Popper on Writing and Objective Knowledge

Sir Karl Popper made a sharp distinction between subjective and objective knowledge. Subjective knowledge is, he thought, deficient. It is expressive of our concrete mental dispositions and expectations; it consists of concrete world 2 thought processes. Objective knowledge is far superior. But how do we get from subjective to objective knowledge?

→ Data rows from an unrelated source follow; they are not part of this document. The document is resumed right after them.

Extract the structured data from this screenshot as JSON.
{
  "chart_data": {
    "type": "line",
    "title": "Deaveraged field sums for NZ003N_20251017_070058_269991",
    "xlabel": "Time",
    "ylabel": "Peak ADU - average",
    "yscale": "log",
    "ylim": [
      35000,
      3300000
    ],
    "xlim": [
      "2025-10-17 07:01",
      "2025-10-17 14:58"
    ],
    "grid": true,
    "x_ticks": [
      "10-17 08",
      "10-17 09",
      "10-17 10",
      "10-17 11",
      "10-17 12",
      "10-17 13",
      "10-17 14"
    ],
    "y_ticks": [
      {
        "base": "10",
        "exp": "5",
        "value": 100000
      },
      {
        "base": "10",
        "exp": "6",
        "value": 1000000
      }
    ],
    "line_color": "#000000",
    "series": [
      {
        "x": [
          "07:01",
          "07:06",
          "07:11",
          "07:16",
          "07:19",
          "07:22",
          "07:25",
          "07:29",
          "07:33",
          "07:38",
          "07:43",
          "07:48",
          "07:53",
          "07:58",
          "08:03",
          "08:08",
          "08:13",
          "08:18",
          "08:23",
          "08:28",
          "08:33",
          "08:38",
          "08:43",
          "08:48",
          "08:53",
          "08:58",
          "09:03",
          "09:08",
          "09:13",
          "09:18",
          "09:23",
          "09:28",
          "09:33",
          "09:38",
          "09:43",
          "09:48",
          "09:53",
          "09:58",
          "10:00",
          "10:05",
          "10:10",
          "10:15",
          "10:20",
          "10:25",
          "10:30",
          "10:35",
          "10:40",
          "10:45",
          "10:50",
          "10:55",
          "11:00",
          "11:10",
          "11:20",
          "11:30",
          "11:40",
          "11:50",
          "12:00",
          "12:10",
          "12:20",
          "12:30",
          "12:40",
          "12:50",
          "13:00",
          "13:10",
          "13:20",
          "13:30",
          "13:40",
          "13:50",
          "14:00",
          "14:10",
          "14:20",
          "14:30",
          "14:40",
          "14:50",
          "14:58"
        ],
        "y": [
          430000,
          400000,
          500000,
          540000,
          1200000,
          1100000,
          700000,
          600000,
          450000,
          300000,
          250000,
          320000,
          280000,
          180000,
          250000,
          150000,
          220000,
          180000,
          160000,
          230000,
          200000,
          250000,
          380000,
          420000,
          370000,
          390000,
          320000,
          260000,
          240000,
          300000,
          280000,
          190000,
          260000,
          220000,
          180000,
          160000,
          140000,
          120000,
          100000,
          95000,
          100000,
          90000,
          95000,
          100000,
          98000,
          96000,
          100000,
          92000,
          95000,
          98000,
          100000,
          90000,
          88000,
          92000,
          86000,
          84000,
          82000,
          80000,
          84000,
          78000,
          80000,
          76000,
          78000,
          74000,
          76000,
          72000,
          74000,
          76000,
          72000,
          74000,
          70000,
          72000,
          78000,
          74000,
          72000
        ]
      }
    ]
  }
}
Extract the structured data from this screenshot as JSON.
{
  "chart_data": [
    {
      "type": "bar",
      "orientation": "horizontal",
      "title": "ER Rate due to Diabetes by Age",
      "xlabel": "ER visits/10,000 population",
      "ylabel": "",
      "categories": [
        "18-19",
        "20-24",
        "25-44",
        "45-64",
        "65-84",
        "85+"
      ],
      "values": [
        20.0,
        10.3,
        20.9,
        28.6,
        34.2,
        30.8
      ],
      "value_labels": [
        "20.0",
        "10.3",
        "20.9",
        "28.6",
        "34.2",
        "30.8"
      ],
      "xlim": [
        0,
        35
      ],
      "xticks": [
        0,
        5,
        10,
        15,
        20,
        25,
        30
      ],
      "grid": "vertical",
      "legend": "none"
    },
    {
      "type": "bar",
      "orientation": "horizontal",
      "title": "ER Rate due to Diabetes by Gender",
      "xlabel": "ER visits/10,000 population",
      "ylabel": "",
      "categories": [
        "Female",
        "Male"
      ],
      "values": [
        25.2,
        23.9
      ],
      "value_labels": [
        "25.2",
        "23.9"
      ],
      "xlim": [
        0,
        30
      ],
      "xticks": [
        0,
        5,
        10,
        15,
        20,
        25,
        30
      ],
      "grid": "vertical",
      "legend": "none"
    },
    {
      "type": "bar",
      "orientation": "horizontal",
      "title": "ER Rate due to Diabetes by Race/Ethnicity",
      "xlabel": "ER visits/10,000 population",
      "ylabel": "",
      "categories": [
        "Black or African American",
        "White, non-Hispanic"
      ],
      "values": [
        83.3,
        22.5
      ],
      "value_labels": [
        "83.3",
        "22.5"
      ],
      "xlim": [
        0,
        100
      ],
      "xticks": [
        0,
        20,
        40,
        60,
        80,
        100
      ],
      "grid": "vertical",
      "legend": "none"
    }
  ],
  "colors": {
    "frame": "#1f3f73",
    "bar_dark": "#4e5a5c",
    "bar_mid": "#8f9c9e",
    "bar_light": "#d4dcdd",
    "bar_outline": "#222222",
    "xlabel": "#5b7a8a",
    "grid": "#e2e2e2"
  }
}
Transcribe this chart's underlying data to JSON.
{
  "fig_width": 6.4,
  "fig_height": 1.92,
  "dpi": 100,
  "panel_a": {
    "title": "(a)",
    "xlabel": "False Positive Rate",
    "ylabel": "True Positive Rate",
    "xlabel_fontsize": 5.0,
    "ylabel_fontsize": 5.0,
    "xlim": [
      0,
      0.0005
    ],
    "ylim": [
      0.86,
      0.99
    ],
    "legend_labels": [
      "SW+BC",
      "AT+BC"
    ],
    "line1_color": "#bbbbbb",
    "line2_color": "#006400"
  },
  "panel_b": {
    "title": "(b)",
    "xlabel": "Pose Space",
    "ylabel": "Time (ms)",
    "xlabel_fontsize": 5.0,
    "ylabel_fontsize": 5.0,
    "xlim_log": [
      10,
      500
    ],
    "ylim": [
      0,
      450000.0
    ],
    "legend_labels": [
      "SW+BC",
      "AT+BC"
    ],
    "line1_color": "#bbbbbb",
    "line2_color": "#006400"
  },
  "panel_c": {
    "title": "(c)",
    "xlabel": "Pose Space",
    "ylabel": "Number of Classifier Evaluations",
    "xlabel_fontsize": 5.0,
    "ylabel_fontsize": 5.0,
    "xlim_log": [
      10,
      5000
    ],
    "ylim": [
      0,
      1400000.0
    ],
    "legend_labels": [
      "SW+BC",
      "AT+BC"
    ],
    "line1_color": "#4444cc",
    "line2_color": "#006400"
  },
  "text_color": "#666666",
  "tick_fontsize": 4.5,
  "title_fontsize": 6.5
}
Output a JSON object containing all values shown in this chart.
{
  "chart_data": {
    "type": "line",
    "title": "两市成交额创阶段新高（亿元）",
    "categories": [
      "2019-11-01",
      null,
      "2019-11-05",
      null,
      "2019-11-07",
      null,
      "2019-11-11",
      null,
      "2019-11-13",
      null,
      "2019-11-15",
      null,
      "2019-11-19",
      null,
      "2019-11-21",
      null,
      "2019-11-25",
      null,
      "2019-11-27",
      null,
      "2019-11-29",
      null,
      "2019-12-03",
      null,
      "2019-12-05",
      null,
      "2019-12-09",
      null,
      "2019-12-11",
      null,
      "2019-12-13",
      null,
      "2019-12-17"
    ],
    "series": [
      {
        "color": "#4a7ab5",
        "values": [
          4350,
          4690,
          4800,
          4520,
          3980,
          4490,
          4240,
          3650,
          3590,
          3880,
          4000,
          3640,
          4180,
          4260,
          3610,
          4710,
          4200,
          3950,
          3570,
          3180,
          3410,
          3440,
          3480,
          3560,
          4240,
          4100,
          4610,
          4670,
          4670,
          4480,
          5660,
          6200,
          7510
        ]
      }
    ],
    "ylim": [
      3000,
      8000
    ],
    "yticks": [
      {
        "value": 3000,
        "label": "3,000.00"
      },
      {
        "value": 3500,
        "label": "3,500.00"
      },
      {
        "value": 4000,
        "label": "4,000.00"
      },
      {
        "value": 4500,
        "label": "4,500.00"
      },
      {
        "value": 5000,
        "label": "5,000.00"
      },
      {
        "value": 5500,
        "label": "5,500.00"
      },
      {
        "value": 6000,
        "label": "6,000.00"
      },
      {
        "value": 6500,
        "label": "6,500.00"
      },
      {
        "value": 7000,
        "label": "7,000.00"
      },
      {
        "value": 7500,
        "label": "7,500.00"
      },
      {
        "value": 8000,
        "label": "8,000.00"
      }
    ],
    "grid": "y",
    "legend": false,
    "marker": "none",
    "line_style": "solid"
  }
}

Popper believed that objective knowledge comes about by writing ideas down:
Putting your ideas into words, or better, writing them down makes an important difference. For in this way they become criticisable, Before this, they were part of ourselves. We may have had doubts. But we could not criticize them in the way in which we criticize a linguistically formulated proposition or, better still, a written report. Thus there is at least one important sense of "knowledge"—the sense of "linguistically formulated theories submitted to criticism." It is what I call "knowledge in the objective sense". Scientific knowledge belongs to it. It is knowledge which is stored in our libraries rather than in our heads.[1]
Knowledge stored in libraries and in our notes is much more important than knowledge stored in our heads; it leads to the growth of knowledge in the objective sense of the word because it allows of and enables serious criticism. That is one of the reason why I consider it so important to take notes.

1. See Bryan Magee, Modern British Philosophy. Dialogues with A.J. Ayers, Stuart Hampshire, Alisdair MacIntyre, Alan Montefiore, David Pears, Karl Popper, Anthony Quinton, Gilbert Ryle, Ninian Smart, Peter Strawson, Geoffrey Warnock, Bernard Williams, Richard Wollheim. (New York: St. Martin's Press, 1971), p. 74.